Gertrude’s stories about the kitchen in the Migrant Camp provide such insight into an area with so little information. Finding any photos or people to talk to about living in the Migrant Camp has proved difficult to date.

Certainly, spending time with Gertrude was a delight and is something I would repeat any day. It wasn’t a-twirl-around-the-kitchen one, two, three, four salsa, hip to a maraca type of chit-chat, or a choppy waters foaming at their tips in curls of white kind of ponder over the 1890s.

No, it was more a laze in silken grass under a grandmummy of a maple tree splaying an umbrella of lush green from a wise trunk in Stadtpark in Vienna, licking bitter chocolate and apricot gelato dripping down the side of a cone, with humidity kissing the nape of my neck type of natter.

No favourites though. Ever. Even a cactus thrives and allures in its succulence and flesh and magnificence of pinks, reds and blues flowers. 

NOTES

These reflections come from a PhD research project investigating a community that grew after the Melbourne and Metropolitan Board of Works was founded in 1891 to treat Melbourne’s sewage at Werribee. As Melbourne grew, so did the work force to manage the treatment of the sewage, and a community of workers and their families that lived on the sewerage farm. The population peaked to over 500 in the 1950s. All but one family left the township in 1974; the last family moved off site in 1980.

The plant continues to treat Melbourne’s sewage and is now known as Melbourne Water’s Western Treatment Plant.

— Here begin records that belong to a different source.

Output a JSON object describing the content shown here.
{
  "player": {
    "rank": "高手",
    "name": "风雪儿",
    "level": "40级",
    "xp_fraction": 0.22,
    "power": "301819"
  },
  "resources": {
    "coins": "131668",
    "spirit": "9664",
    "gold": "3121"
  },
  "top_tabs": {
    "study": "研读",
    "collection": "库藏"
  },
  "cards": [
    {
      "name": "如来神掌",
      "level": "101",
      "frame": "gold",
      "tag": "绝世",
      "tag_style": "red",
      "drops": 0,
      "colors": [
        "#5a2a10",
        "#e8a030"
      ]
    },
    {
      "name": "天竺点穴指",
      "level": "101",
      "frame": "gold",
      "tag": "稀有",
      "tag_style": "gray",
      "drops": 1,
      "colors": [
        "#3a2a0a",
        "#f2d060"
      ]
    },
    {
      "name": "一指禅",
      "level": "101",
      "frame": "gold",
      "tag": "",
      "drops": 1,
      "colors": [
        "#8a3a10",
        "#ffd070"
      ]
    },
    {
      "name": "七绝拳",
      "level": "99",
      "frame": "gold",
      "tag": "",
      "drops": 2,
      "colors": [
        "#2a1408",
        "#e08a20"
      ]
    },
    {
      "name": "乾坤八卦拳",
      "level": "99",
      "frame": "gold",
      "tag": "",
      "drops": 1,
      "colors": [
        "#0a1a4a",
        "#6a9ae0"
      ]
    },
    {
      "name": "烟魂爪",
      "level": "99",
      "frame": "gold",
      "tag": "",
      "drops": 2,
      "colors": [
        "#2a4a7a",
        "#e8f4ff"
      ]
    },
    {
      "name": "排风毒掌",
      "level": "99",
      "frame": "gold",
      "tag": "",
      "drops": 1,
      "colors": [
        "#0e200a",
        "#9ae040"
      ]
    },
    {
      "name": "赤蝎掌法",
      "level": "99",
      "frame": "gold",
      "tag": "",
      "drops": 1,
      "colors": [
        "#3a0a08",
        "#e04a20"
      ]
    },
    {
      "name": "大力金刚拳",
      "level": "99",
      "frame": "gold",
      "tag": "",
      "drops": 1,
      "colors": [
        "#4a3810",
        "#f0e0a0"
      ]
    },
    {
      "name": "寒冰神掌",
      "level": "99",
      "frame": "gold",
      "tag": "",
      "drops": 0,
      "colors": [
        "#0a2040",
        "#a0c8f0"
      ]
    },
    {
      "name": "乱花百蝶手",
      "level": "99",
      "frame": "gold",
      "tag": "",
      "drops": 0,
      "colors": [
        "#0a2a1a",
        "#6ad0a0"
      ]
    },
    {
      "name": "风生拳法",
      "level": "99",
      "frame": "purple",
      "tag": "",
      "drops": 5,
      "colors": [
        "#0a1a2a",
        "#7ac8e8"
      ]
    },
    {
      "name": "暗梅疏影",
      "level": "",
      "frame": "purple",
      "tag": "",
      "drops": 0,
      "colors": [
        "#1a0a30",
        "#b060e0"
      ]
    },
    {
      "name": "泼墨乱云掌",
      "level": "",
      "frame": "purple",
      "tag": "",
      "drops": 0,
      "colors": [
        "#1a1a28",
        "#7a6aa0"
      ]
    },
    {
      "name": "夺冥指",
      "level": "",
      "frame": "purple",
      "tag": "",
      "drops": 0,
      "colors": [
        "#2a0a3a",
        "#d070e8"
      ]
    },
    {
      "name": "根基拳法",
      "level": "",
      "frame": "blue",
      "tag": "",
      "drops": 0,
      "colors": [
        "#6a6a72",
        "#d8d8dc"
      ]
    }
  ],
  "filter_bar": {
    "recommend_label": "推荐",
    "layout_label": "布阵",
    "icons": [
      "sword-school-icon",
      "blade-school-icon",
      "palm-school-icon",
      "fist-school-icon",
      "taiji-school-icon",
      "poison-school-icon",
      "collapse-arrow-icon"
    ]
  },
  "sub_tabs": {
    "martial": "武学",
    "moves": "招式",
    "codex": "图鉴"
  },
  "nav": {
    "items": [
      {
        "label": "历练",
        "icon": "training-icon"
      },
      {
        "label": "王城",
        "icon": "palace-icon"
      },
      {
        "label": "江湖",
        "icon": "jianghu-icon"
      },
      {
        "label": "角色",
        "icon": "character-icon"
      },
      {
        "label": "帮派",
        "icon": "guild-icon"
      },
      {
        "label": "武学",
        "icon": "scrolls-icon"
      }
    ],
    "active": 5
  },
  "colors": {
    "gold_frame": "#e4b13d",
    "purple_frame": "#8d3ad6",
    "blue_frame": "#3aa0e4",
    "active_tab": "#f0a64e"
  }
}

For more information on the project, please visit https://www.facebook.com/MMBWFarm

The Farm is a colloquial term for the Melbourne and Metropolitan Board of Works (MMBW) Sewerage Farm at Werribee and now Melbourne Water’s Western Treatment Plant, currently treating nearly 60 percent of Melbourne’s sewage.

The Board of Works is another term used for the Melbourne and Metropolitan Board of Works (MMBW) Sewerage Farm at Werribee.